Not a big fan, but I won’t mind going if I get tickets. 🙂

7. MARCH 14: OWL CITY

I didn’t know they were coming! I just saw the news at Ticketnet..I want to watch!! I just feel that I won’t be able to look for anyone who’d want to watch with me, though. Especially because it’s going to be on a Sunday.

Did I miss anything? Hmm. Looking forward to the start of the year! 🙂


December 2009

When work starts next week, it’ll be December. It’s such a cliche (and I’m tired of hearing it myself), but time does fly by so fast. I wonder what happened to the year. But before reminiscing and looking back, there are still a lot of things happening and things to look forward to this December.

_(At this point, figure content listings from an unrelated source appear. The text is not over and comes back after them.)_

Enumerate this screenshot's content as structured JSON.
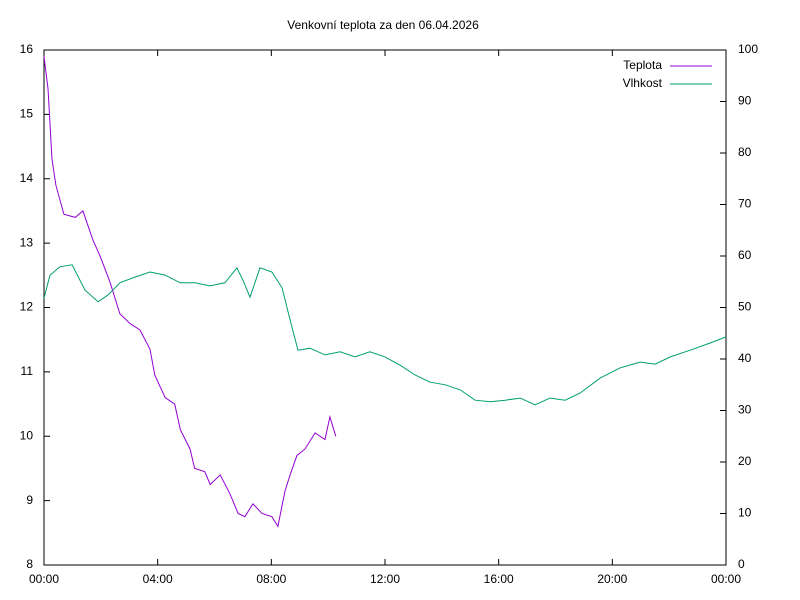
{
  "chart_data": {
    "type": "line",
    "title": "Venkovní teplota za den 06.04.2026",
    "xlim": [
      0,
      24
    ],
    "xticks": [
      {
        "value": 0,
        "label": "00:00"
      },
      {
        "value": 4,
        "label": "04:00"
      },
      {
        "value": 8,
        "label": "08:00"
      },
      {
        "value": 12,
        "label": "12:00"
      },
      {
        "value": 16,
        "label": "16:00"
      },
      {
        "value": 20,
        "label": "20:00"
      },
      {
        "value": 24,
        "label": "00:00"
      }
    ],
    "ylim": [
      8,
      16
    ],
    "yticks": [
      8,
      9,
      10,
      11,
      12,
      13,
      14,
      15,
      16
    ],
    "y2lim": [
      0,
      100
    ],
    "y2ticks": [
      0,
      10,
      20,
      30,
      40,
      50,
      60,
      70,
      80,
      90,
      100
    ],
    "legend": "top-right",
    "series": [
      {
        "name": "Teplota",
        "color": "#9400d3",
        "x": [
          0,
          0.14,
          0.28,
          0.42,
          0.7,
          1.1,
          1.37,
          1.72,
          1.97,
          2.32,
          2.67,
          3.03,
          3.38,
          3.73,
          3.9,
          4.26,
          4.6,
          4.8,
          5.14,
          5.3,
          5.66,
          5.85,
          6.2,
          6.55,
          6.83,
          7.07,
          7.35,
          7.67,
          8.02,
          8.23,
          8.48,
          8.66,
          8.9,
          9.18,
          9.54,
          9.89,
          10.06,
          10.27
        ],
        "values": [
          15.9,
          15.4,
          14.3,
          13.9,
          13.45,
          13.4,
          13.5,
          13.05,
          12.8,
          12.4,
          11.9,
          11.75,
          11.65,
          11.35,
          10.95,
          10.6,
          10.5,
          10.1,
          9.8,
          9.5,
          9.45,
          9.25,
          9.4,
          9.1,
          8.8,
          8.75,
          8.95,
          8.8,
          8.75,
          8.6,
          9.15,
          9.4,
          9.7,
          9.8,
          10.05,
          9.95,
          10.3,
          10.0
        ]
      },
      {
        "name": "Vlhkost",
        "color": "#009e73",
        "axis": "y2",
        "x": [
          0,
          0.21,
          0.56,
          0.99,
          1.44,
          1.9,
          2.25,
          2.67,
          3.2,
          3.73,
          4.26,
          4.79,
          5.31,
          5.84,
          6.37,
          6.79,
          7.0,
          7.25,
          7.6,
          8.02,
          8.38,
          8.66,
          8.94,
          9.36,
          9.89,
          10.42,
          10.94,
          11.47,
          12.0,
          12.53,
          13.06,
          13.59,
          14.12,
          14.65,
          15.17,
          15.7,
          16.23,
          16.76,
          17.28,
          17.81,
          18.34,
          18.87,
          19.57,
          20.28,
          20.98,
          21.51,
          22.04,
          22.74,
          23.44,
          24
        ],
        "values": [
          51.8,
          56.3,
          57.9,
          58.3,
          53.4,
          51.1,
          52.4,
          54.8,
          55.9,
          56.9,
          56.3,
          54.8,
          54.8,
          54.2,
          54.8,
          57.7,
          55.3,
          52.0,
          57.7,
          56.9,
          53.8,
          47.6,
          41.7,
          42.1,
          40.8,
          41.4,
          40.4,
          41.4,
          40.4,
          38.8,
          36.9,
          35.5,
          35.0,
          34.0,
          32.0,
          31.7,
          32.0,
          32.4,
          31.1,
          32.4,
          32.0,
          33.4,
          36.3,
          38.3,
          39.4,
          39.0,
          40.4,
          41.7,
          43.1,
          44.3
        ]
      }
    ]
  }
}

1. December 1: Official start of my promotion and new job responsibilities. Not completely looking forward to it, as I’m more nervous and scared. :s

2. December 4-6: Cebu trip with Mic, Carlos and China!

3. December 11: First event that I’ll be handling alone–A Christmas party for our clients.

4. December 12-13: La Vista Bazaar of FILED!

5. December 16: Start of Simbang Gabi.

6 December 19-20: Greenmeadows Bazaar of FILED!

7. December 20(?): Barkada outing

8. December 25: Christmas!

9. December 26: Birthday!

10. December 26: ❤

11. December 27: Dad’s birthday.

I haven’t even included the Christmas parties/reunions that I might be attending, and the other projects I have for work. Looking at all of these makes me feel exhausted. Can’t December slow down? I want to be able to feel the Christmas (and birthday, and anniv) spirit slowly creeping up on me, and I don’t want to wake up and realize that it’s already over.